As in many other types of operations, there is the right way and wrong one to getting it finished. If cut correctly, trees will quickly recover, and if not, it might cause discord. This is where professional tree loppers in Perth WA, can help out and get the whole business looked after just as you would like it in the most expert fashion.

Easy Peasy

Those skilled in the business would advise you to take a three pronged approach and they are:

  1. The very first cut is about 30 to 60 centimetres away from the tree trunk and begins on the underside of the branch and goes into it about one third of the way.

And please understand that this is a crucial point in the whole operation.

  1. The second cut should then be on the top of the branch, a further 30- 60 centimetres out from the first one and this time saw completely through the branch.

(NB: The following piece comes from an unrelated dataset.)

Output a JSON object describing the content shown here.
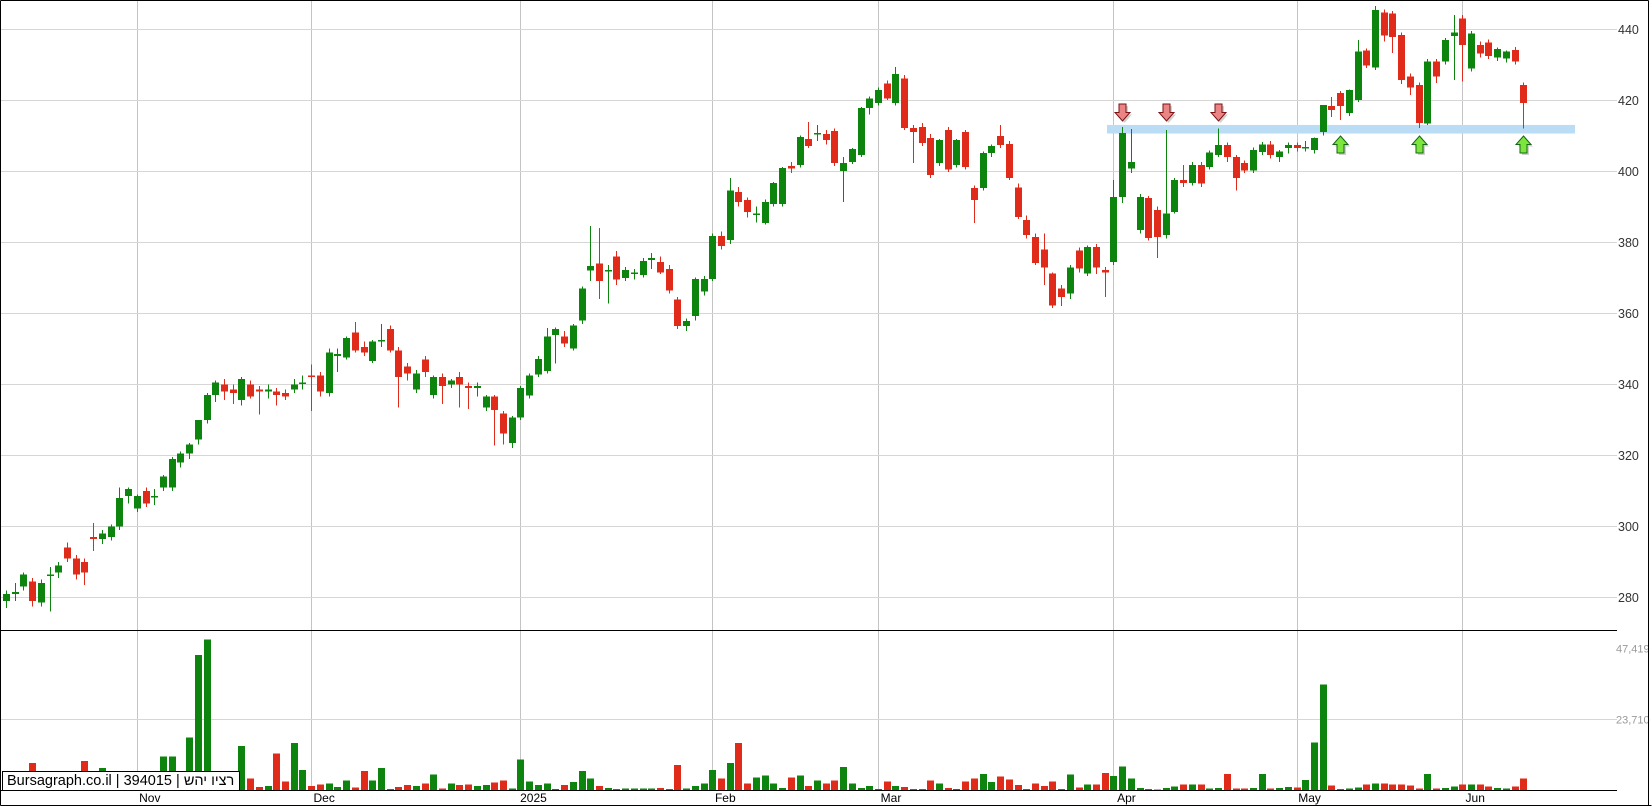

The branch will then break away as you cut through it, and because of the important fact that you have already made the first cut on the underside, the bark will not now rip down and into the tree trunk.

  1. The third and last cut is right where the branch joins the trunk. You’ll see a flared area and that’s where you make the final cut, so that the flare will stay there afterwards.

If done correctly, the flare will heal over and fill in with new bark and scar tissue.

(You’ll be able to tell when the tree is healing itself because you will notice what looks like a doughnut shape growing where the cut took place.

And that’s about it. It shouldn’t be that difficult, just make sure to be extra careful if you’re scaling a ladder, make it secure, and may the only limbs being operated on are the trees and not your own!

Remember – If it looks like too much of a job, get it seen to by people who do it daily.